FDA expanded the approved use of olaparib (Lynparza, AstraZeneca and Merck) beyond ovarian cancer, to include the treatment of patients with certain types of breast cancer that have metastasized and whose tumors have a specific inherited BRCA genetic mutation
Lynparza is also the first drug in its class (PARP inhibitor) approved to treat breast cancer.
“This class of drugs has been used to treat advanced, BRCA-mutated ovarian cancer and has now shown efficacy in treating certain types of BRCA-mutated breast cancer,” said Richard Pazdur, MD, director of FDA’s Oncology Center of Excellence and acting director of the Office of Hematology and Oncology Products in the FDA’s Center for Drug Evaluation and Research, in a statement from FDA. “This approval demonstrates the current paradigm of developing drugs that target the underlying genetic causes of a cancer, often across cancer types.”
“This additional approval for Lynparza represents an important advance for women with HER2-negative metastatic breast cancer with a germline BRCA mutation, which is a difficult-to-treat cancer,” said Roy Baynes, senior vice president and head of Global Clinical Development and chief medical officer at Merck Research Laboratories, in a statement from AstraZeneca and Merck.
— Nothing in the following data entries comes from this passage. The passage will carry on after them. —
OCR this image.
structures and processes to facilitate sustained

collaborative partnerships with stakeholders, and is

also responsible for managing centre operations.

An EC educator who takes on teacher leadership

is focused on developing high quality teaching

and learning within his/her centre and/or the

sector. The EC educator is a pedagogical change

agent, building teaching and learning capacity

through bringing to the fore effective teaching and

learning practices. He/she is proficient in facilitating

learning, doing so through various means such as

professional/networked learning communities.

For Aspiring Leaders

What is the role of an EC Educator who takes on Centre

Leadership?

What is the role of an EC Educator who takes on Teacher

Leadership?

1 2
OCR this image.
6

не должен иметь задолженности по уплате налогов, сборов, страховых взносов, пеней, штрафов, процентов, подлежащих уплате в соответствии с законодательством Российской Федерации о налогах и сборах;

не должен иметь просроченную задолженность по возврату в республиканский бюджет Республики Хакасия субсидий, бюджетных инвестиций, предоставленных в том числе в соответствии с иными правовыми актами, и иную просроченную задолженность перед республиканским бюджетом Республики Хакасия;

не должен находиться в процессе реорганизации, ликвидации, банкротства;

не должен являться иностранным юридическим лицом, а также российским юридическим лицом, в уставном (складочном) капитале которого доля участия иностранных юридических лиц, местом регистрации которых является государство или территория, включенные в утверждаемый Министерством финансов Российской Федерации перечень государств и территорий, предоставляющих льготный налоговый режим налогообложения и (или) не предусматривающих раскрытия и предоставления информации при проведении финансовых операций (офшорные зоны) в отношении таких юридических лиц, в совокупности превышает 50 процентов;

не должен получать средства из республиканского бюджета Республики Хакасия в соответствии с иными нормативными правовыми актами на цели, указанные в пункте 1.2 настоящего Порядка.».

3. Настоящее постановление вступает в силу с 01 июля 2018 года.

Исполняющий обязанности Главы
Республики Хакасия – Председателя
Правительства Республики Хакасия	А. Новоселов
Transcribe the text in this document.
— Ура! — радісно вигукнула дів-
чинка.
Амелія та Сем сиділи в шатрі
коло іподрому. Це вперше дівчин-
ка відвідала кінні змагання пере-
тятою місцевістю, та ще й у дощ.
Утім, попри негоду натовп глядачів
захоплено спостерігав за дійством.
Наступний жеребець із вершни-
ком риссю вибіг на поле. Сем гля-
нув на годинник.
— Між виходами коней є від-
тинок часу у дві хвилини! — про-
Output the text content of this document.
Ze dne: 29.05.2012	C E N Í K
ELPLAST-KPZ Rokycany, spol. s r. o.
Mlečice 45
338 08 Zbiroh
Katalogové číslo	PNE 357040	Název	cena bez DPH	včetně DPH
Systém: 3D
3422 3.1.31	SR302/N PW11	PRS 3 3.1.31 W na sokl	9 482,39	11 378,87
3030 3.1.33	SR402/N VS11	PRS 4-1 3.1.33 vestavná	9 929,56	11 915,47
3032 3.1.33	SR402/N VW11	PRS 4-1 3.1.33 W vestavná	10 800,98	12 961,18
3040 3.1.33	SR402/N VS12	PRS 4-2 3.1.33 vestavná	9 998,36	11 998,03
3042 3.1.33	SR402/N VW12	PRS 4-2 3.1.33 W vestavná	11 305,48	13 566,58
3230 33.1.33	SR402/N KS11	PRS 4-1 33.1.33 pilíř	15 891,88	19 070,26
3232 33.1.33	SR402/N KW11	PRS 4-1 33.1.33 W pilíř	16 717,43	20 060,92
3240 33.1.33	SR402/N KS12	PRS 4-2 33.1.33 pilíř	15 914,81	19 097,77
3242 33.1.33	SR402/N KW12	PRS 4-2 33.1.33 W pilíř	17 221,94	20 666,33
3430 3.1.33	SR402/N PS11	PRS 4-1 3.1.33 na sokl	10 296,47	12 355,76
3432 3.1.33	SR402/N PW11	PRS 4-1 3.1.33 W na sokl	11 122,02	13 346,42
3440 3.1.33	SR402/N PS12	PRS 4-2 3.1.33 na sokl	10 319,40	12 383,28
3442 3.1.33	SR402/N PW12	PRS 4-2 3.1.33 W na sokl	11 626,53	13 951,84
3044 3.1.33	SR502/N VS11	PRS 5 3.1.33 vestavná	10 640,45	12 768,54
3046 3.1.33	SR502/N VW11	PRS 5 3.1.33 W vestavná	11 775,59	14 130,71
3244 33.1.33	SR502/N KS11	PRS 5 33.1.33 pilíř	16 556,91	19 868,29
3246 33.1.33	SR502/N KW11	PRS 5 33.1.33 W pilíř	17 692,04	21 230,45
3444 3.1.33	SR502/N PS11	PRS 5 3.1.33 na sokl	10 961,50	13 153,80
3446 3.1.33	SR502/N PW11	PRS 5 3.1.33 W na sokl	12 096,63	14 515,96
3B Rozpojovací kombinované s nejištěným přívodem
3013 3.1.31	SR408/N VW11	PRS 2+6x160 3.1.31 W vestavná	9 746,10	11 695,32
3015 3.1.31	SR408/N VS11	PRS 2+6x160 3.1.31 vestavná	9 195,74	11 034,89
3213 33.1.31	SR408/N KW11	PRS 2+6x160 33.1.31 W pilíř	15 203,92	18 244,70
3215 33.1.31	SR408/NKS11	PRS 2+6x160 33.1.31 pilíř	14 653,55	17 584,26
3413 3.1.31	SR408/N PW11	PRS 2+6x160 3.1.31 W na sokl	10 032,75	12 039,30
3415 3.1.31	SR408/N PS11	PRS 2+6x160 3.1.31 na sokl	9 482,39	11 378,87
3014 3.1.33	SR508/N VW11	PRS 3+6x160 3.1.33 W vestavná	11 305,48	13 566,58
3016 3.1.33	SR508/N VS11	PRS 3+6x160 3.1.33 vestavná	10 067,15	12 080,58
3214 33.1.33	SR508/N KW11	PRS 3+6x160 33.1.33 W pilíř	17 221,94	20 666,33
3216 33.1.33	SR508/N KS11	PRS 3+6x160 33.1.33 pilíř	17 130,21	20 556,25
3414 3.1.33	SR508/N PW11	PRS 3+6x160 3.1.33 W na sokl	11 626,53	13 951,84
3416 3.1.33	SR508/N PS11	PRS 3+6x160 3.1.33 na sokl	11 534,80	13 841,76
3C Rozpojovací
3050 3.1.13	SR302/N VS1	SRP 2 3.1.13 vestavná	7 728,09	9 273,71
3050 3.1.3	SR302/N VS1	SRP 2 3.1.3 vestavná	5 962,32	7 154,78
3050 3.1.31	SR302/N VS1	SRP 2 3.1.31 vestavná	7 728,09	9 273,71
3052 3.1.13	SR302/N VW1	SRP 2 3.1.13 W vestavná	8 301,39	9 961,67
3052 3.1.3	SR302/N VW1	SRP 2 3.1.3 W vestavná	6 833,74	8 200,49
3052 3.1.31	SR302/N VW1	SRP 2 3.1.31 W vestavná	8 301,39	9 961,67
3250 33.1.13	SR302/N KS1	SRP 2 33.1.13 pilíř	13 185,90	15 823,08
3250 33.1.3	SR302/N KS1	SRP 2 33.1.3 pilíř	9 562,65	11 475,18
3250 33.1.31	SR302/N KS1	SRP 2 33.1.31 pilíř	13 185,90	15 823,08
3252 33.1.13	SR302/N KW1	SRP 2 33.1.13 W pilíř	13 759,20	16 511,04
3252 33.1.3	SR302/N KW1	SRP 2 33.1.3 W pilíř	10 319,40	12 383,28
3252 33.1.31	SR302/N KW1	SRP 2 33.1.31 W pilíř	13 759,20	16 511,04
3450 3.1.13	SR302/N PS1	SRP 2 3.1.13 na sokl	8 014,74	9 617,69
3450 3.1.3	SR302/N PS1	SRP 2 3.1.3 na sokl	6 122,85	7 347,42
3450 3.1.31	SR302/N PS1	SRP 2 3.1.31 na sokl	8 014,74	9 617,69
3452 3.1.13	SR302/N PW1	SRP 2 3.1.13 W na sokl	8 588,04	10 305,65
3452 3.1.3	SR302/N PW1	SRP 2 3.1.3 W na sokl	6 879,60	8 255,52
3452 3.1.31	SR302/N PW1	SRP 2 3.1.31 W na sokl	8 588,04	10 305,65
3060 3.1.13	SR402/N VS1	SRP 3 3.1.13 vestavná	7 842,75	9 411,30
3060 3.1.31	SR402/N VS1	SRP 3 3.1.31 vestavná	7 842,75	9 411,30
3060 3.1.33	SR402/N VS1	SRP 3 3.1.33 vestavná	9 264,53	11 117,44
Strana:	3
FDA also expanded the approval of the BRACAnalysis CDx (Myriad Genetic Laboratories) test, an approved companion diagnostic to Lynparza, to include the detection of BRCA mutations in blood samples from patients with breast cancer.
The safety and efficacy of Lynparza to treat breast cancer was based on a randomized clinical trial of 302 patients with HER2-negative metastatic breast cancer with a germline BRCA mutation. The median progression-free survival for patients taking Lynparza was 7 months, compared to 4.2 months for patients receiving chemotherapy only.